Apalagi itu? Oh ini, ini juga ada. Waduh sudah dapat sepeda, dapat foto lagi, niki. Ini yang namanya bekerja cepat, baru duduk di sini enggak ada lima menit, fotonya sudah jadi. Ini, yo. Sekarang apa-apa memang kerja harus cepat, kalau kerja mboten cepat ditinggal negara lain nanti kita. Ini Bu, Bu Sri. Nggih.
Sriyani Pawitri:
Terima kasih, Pak.
Presiden RI:
Nggih. Sakniki tinggal Bapak. Kenalken nami, nama siapa?
Sujito:
Nama saya Sujito.
Presiden RI:
Nama?
Sujito:
Nama saya Sujito.
Presiden RI:
Sugito?
Sujito:
Sujito.
Presiden RI:
Sugito?
Sujito:
Suji…
Presiden RI:
Oh, Sujito. Pak Sujito, saking pundi Pak?
Sujito:
Bengan, Mangunsari, Sawangan.
Presiden RI:
Bengan.
Sujito:
Mangunsari.
Presiden RI:
Mangunsari.
Sujito:
Sawangan.
Presiden RI:
Sawangan, kecamatan nggih?
Sujito:
Nggih.
Presiden RI:
Kecamatan Sawangan, Magelang nggih.
Sujito:
Iya.
Presiden RI:
Sawangan teng mriki pinten menit nggih?
Sujito:
Nggih sak jam.
Presiden RI:
Sak jam, nggih, nggih, nggih, nggih, nggih. Nggih, sekarang pertanyaan saya, niki mau diagem teng bank mboten?
Sujito:
Mboten.
Presiden RI:
Mboten.
Sujito:
Pun disimpan riyen.
Presiden RI:
Disimpan riyen.
Sujito:
Nggih.
Presiden RI:
Nggih.
Sujito:
Menawi betah nggih ajeng kulo padosaken.
Presiden RI:
Mboten, kok yen betah ajeng kulo…? Nggih, nggih, nggih, mboten nopo-nopo, wong niki hak panjenengan kok. Kalau betah ajeng diagem nopo?
Sujito:
Kagem pertanian.
Presiden RI:
Oh pertanian, nggih, nggih, nggih, nggih, nggih, nggih. Pun, panjenengan hafal Pancasila mboten?
Sujito:
Nggih, gatul-gatul.
Presiden RI:
Gatul-gatul? Nggih, boleh gatul-gatul. Gatul-gatul, nggih, nanti saya bantu.
Pancasila.
Sujito:
Pancasila. Pancasila.
Presiden RI:
Satu,
Sujito:
Satu, Ketuhanan Yang Maha Esa.
Presiden RI:
Betul. Dua, Kemanusiaan…
Sujito:
Dua, Kemanusiaan yang Adil dan Beradab.
Presiden RI:
Betul, dua. Tiga, Persatuan…
Sujito:
Tiga, Persatuan dan…
Presiden RI:
Persatuan Indonesia.
Sujito:
Indonesia.
Presiden RI:
Betul, tiga. Empat, Kerakyatan…
Sujito:
Empat, Kerakyatan yang Dipimpin oleh Hikmat Kebijaksanaan dalam Permusyawaratan Perwakilan.
Presiden RI:
Nggih. Lima, Keadilan….
Sujito:
Keadilan Sosial Bagi Seluruh Rakyat Indonesia.
Presiden RI:
Nggih, pun. Pak Sujito nggih, juga dapat sama. Nggih pundi? Dapat sepeda juga pun, nggih pun. Niki-niki foto riyen. Niki panjenengan nggih, niki kulo. Nggih, ini fotonya. Nggih pun, nggih. Meniko sepedane. Atos-atos. Nggih, Anjlok.

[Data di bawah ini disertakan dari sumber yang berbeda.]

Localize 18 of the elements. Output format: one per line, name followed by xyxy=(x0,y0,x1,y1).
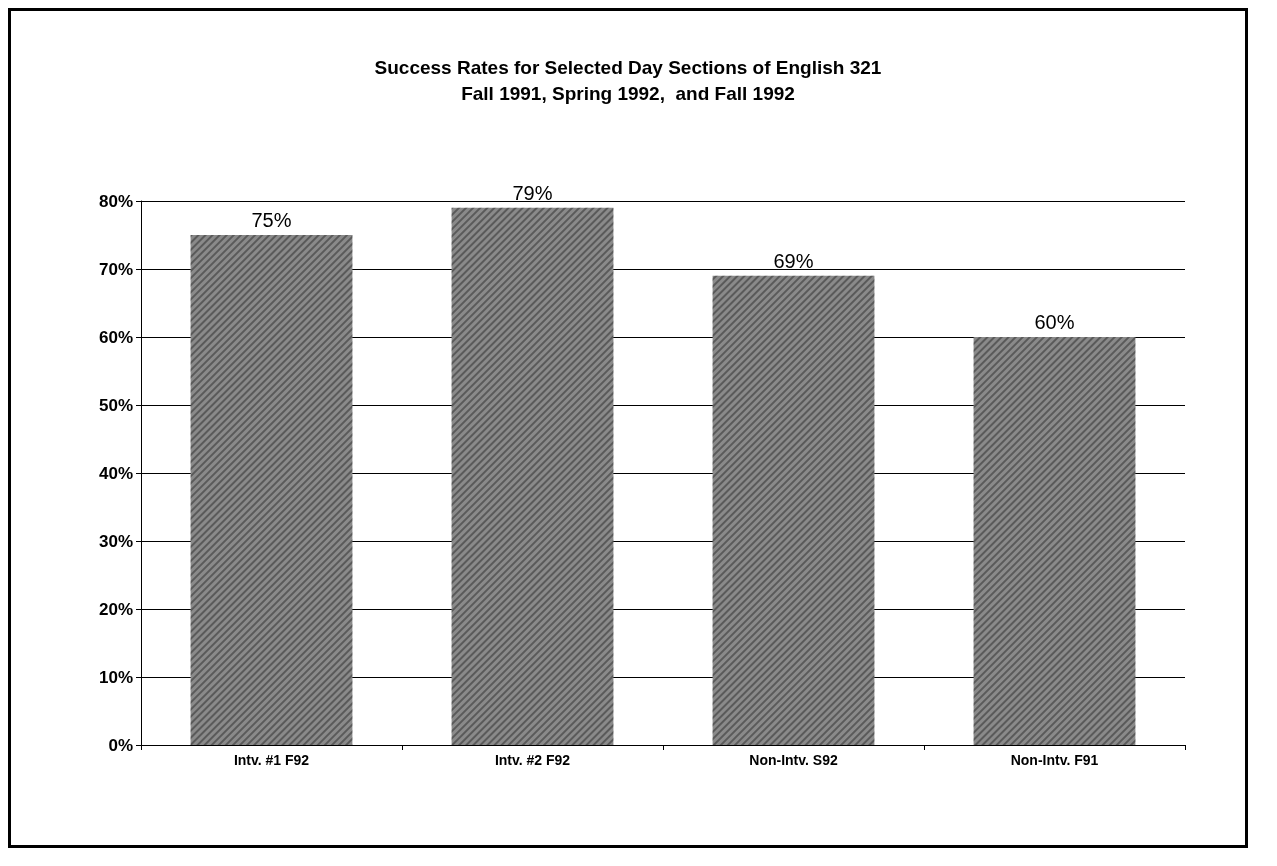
data-label: 75% xyxy=(251,209,292,231)
y-tick-label: 20% xyxy=(98,599,133,619)
y-tick-label: 0% xyxy=(108,735,133,755)
y-tick-label: 50% xyxy=(98,395,133,415)
x-tick-label: Intv. #1 F92 xyxy=(233,752,310,768)
y-tick-label: 30% xyxy=(98,531,133,551)
chart-title: Success Rates for Selected Day Sections of English 321 Fall 1991, Spring 1992, and Fall 1992 xyxy=(374,56,882,104)
data-label: 69% xyxy=(773,249,814,272)
x-tick-label: Non-Intv. S92 xyxy=(749,752,838,768)
y-tick-label: 40% xyxy=(98,463,133,483)
y-tick-label: 80% xyxy=(98,191,133,211)
y-tick-label: 70% xyxy=(98,259,133,279)
data-label: 60% xyxy=(1034,311,1075,333)
data-label: 79% xyxy=(512,181,553,204)
x-tick-label: Non-Intv. F91 xyxy=(1010,752,1099,768)
y-tick-label: 10% xyxy=(98,667,133,687)
x-tick-label: Intv. #2 F92 xyxy=(494,752,571,768)
y-tick-label: 60% xyxy=(98,327,133,347)
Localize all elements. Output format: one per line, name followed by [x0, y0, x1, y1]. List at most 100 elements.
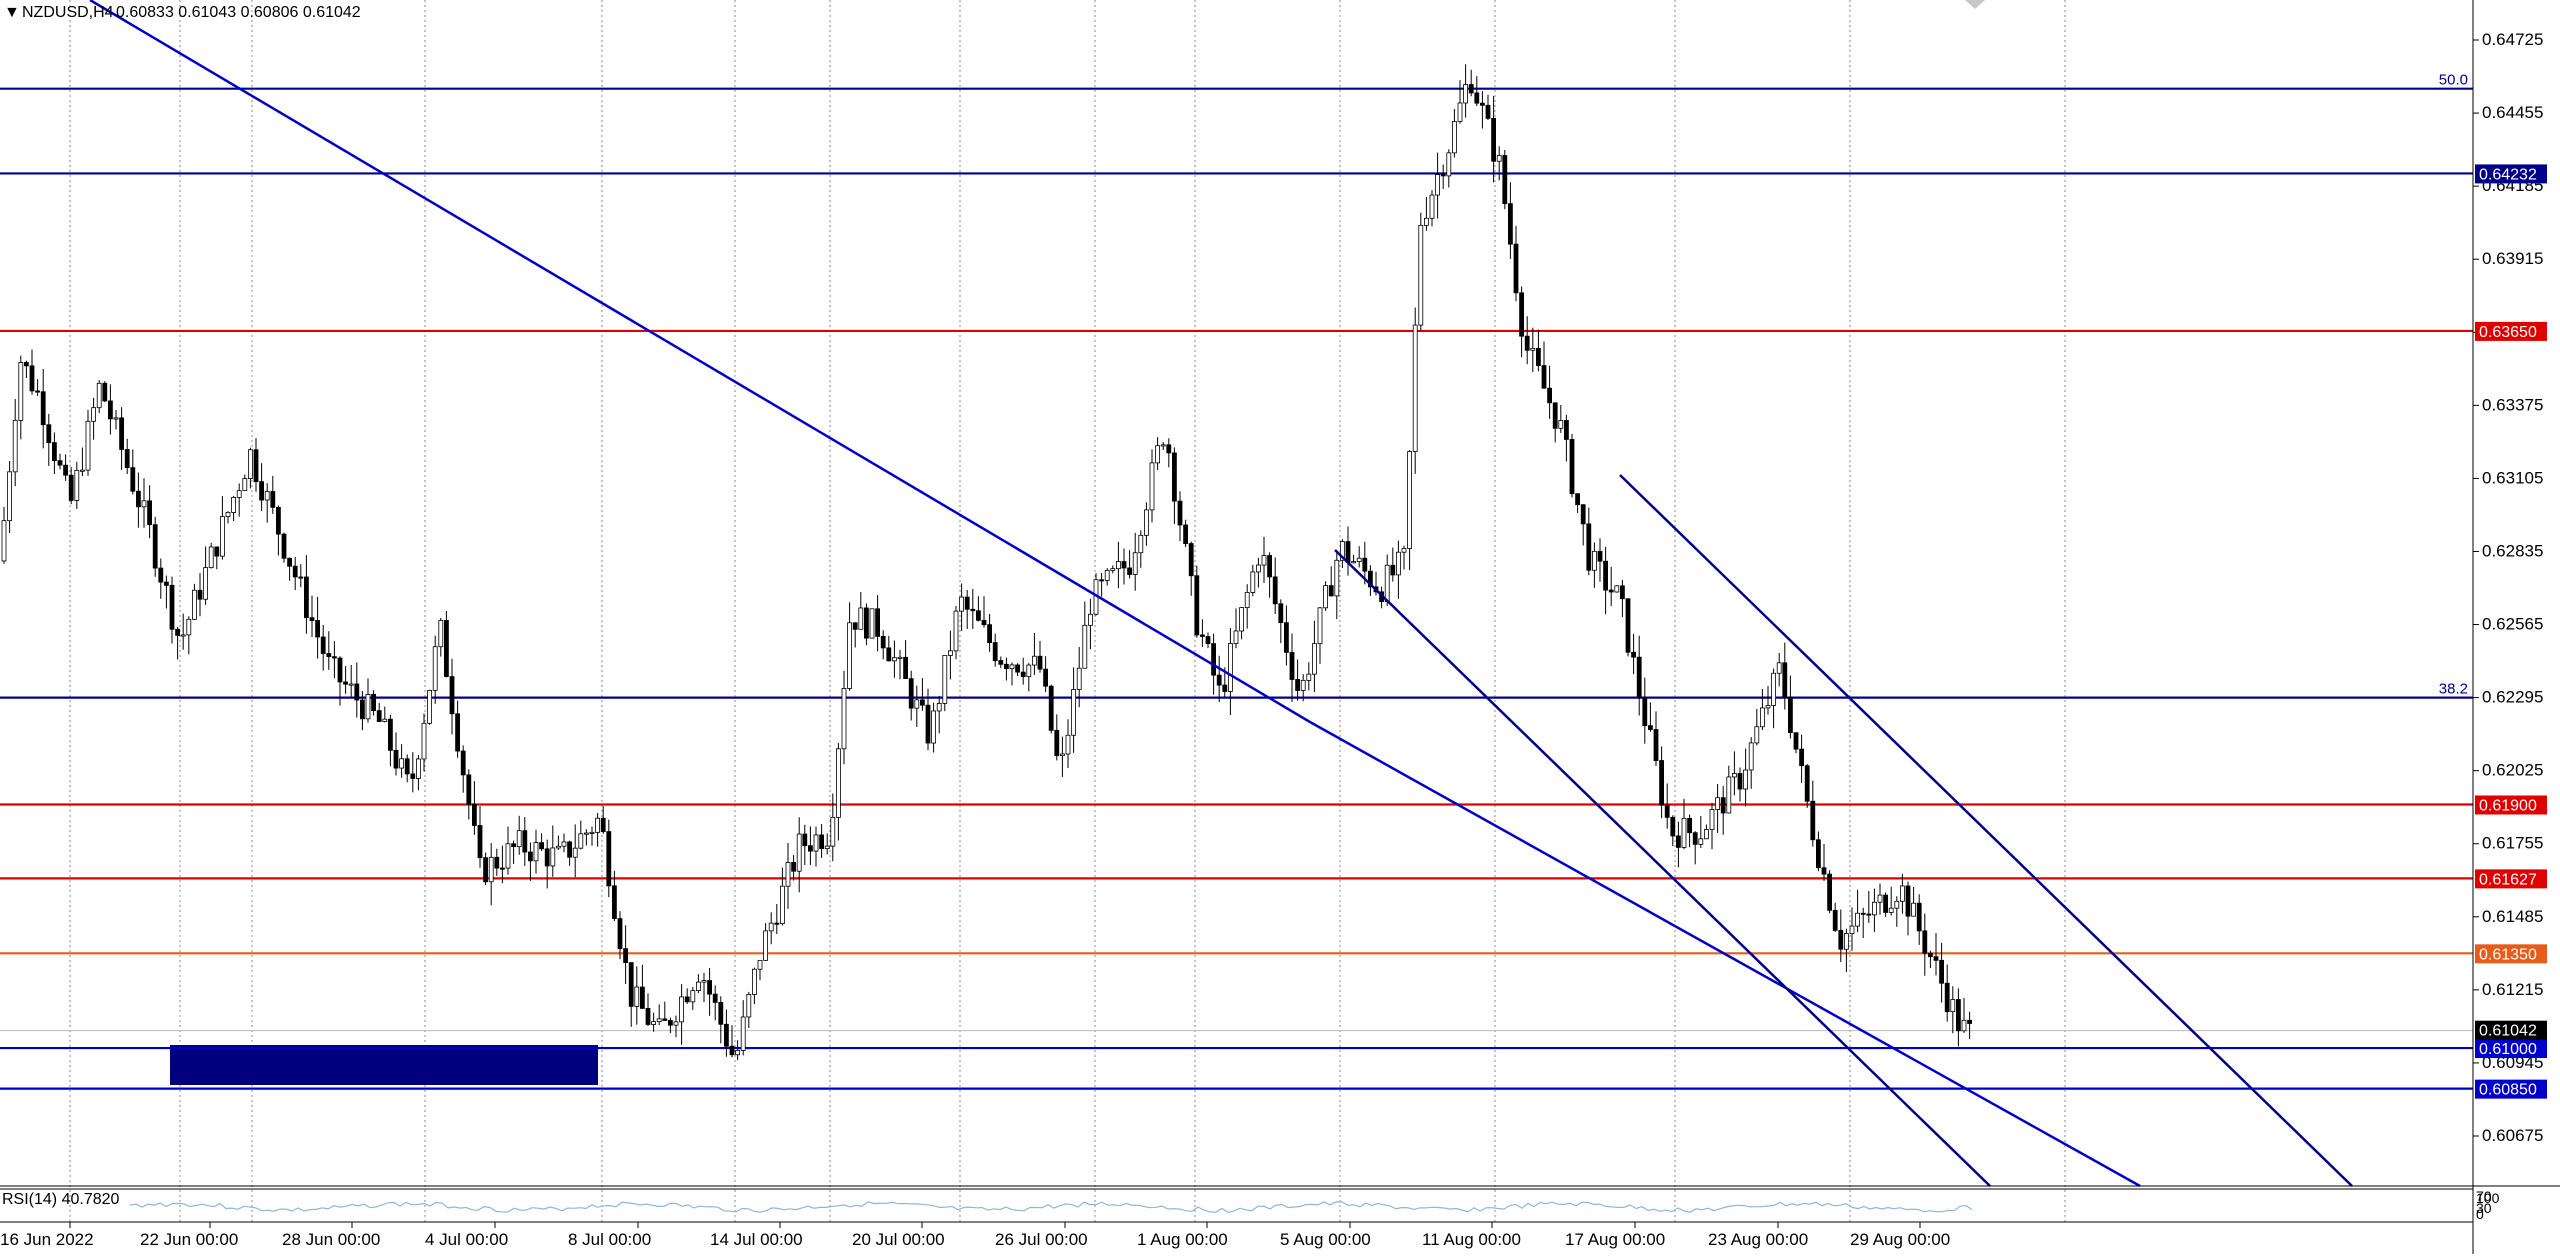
candle-bull — [763, 930, 768, 961]
candle-bull — [679, 996, 684, 1023]
candle-bear — [1513, 243, 1519, 294]
candle-bear — [404, 758, 410, 775]
candle-bear — [158, 567, 164, 583]
candle-bull — [1032, 655, 1037, 666]
candle-bear — [645, 1008, 651, 1025]
candle-bear — [1183, 524, 1188, 544]
candle-bear — [623, 948, 628, 963]
candle-bull — [421, 722, 427, 760]
candle-bear — [1642, 696, 1648, 727]
candle-bull — [1356, 557, 1362, 563]
candle-bull — [1888, 907, 1894, 913]
trendlines[interactable] — [89, 0, 2353, 1188]
candle-bull — [948, 650, 953, 656]
price-badge-label: 0.64232 — [2479, 166, 2537, 183]
demand-zone-rect[interactable] — [170, 1045, 598, 1085]
candle-bull — [942, 655, 948, 704]
candle-bull — [869, 608, 875, 639]
channel-upper[interactable] — [1619, 474, 2353, 1187]
candle-bear — [1564, 420, 1569, 440]
time-label: 14 Jul 00:00 — [710, 1230, 803, 1249]
candle-bull — [91, 407, 96, 422]
candle-bear — [1502, 155, 1508, 205]
time-label: 8 Jul 00:00 — [568, 1230, 651, 1249]
candle-bear — [1547, 387, 1552, 404]
price-tick-label: 0.62565 — [2482, 615, 2543, 634]
price-tick-label: 0.63915 — [2482, 249, 2543, 268]
candle-bear — [808, 845, 813, 852]
candle-bull — [1334, 559, 1340, 597]
candle-bull — [1384, 564, 1390, 603]
candle-bull — [1900, 885, 1905, 902]
candle-bear — [718, 1002, 724, 1025]
time-axis[interactable]: 16 Jun 2022 22 Jun 00:00 28 Jun 00:00 4 Jul… — [0, 1222, 1950, 1249]
candle-bull — [824, 845, 830, 850]
candle-bull — [1681, 817, 1687, 848]
candle-bull — [595, 817, 600, 833]
candle-bull — [1396, 551, 1401, 576]
candle-bear — [298, 576, 304, 579]
candle-bear — [169, 584, 175, 630]
time-label: 16 Jun 2022 — [0, 1230, 94, 1249]
candle-bull — [651, 1021, 656, 1025]
candle-bear — [1816, 839, 1821, 869]
trendline-main[interactable] — [89, 0, 1311, 724]
candle-bear — [1575, 493, 1580, 506]
candle-bull — [1760, 707, 1765, 728]
candle-bear — [998, 660, 1004, 665]
trendline-main-ext[interactable] — [1309, 720, 2141, 1188]
candle-bull — [1732, 773, 1737, 778]
horizontal-levels[interactable]: 50.0 38.2 — [0, 72, 2473, 1090]
candle-bear — [964, 596, 970, 610]
candle-bear — [1883, 894, 1888, 913]
candle-bull — [533, 842, 539, 862]
candle-bear — [35, 390, 40, 393]
price-tick-label: 0.62835 — [2482, 541, 2543, 560]
candle-bull — [225, 512, 231, 518]
candle-bear — [1670, 816, 1676, 837]
candle-bear — [275, 506, 281, 535]
candle-bull — [18, 362, 24, 421]
ohlc-values: 0.60833 0.61043 0.60806 0.61042 — [116, 4, 361, 21]
candle-bear — [1166, 444, 1172, 454]
price-axis[interactable]: 0.647250.644550.641850.639150.636450.633… — [2473, 30, 2543, 1145]
candle-bear — [567, 841, 572, 858]
candle-bear — [819, 834, 824, 850]
candle-bull — [1463, 84, 1468, 104]
channel-lower[interactable] — [1334, 549, 1991, 1187]
candle-bull — [1155, 445, 1160, 464]
candle-bull — [96, 382, 102, 409]
price-badges: 0.64232 0.63650 0.61900 0.61627 0.61350 0.610… — [2475, 164, 2547, 1099]
candle-bull — [561, 841, 567, 847]
candle-bear — [1788, 696, 1793, 734]
candle-bull — [780, 885, 785, 924]
candle-bear — [1474, 92, 1480, 104]
candle-bear — [197, 589, 203, 600]
candle-bull — [191, 589, 197, 620]
candle-bull — [701, 980, 707, 983]
current-price-badge — [2475, 1020, 2547, 1040]
candle-bear — [1211, 643, 1216, 676]
candle-bull — [208, 546, 214, 569]
candle-bull — [180, 634, 186, 637]
candle-bull — [578, 833, 584, 849]
collapse-arrow-icon[interactable]: ▼ — [4, 4, 20, 21]
candle-bear — [1368, 570, 1373, 588]
candle-bull — [85, 420, 91, 471]
chart-shift-marker-icon[interactable] — [1965, 0, 1985, 9]
candle-bear — [483, 857, 489, 883]
candle-bear — [1485, 104, 1491, 119]
candle-bear — [287, 557, 293, 567]
candle-bear — [600, 817, 606, 832]
candle-bull — [186, 618, 192, 636]
candle-bear — [987, 624, 992, 643]
candle-bear — [40, 391, 46, 426]
symbol-timeframe[interactable]: NZDUSD,H4 — [22, 4, 114, 21]
candle-bear — [46, 424, 52, 444]
candle-bull — [1950, 999, 1956, 1013]
candle-bear — [925, 704, 931, 744]
candle-bear — [214, 546, 220, 557]
candle-bear — [1200, 634, 1205, 637]
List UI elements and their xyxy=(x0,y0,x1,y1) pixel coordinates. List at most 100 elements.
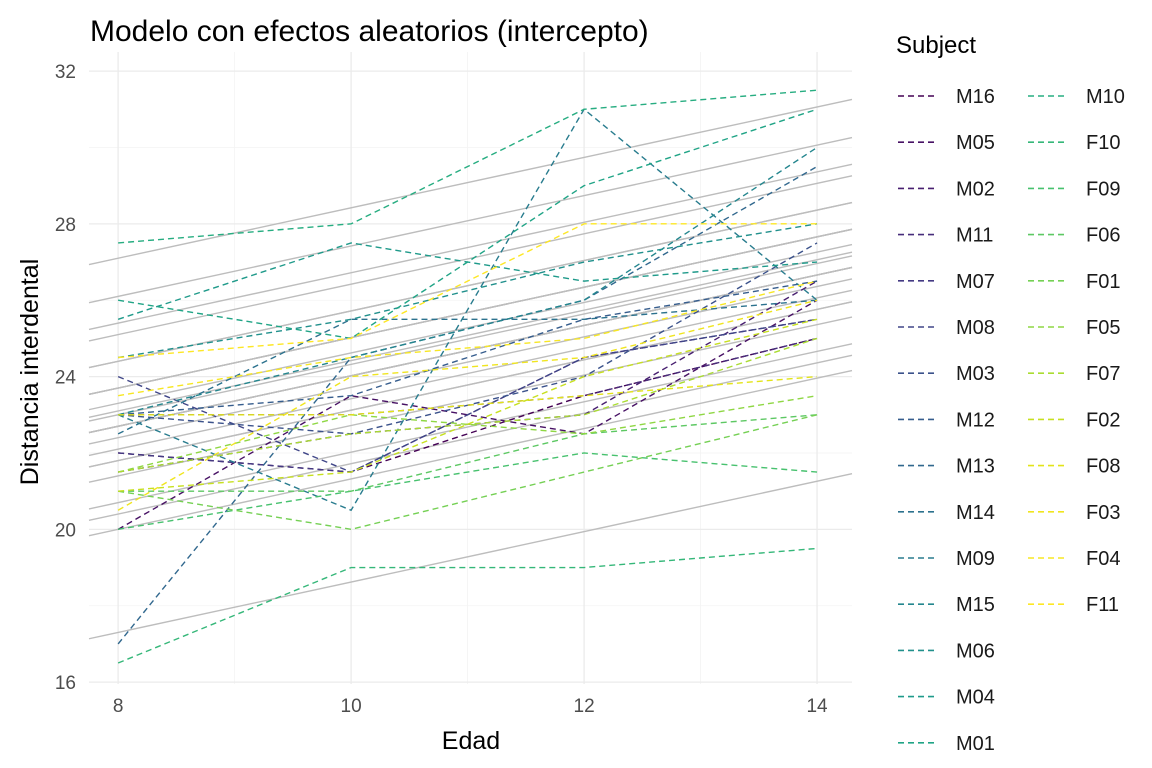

Sepedane kagem menopo, Mbah Jito?
Nggih, Bapak/Ibu sekalian yang saya hormati,
Sekali lagi sertifikat sudah selesai dan nanti akan dilanjutkan untuk tetangga dan kanan-kiri Bapak-Ibu sekalian yang belum pegang sertifikat. Karena memang dalam lima tahun ke depan kita harapkan yang ada di Kabupaten Magelang ini telah bisa kita selesaikan.
Saya rasa itu yang bisa saya sampaikan pada kesempatan yang baik ini.
Terima kasih.
Saya tutup.
Wassalamualaikum Warahmatulahi Wabarakatuh.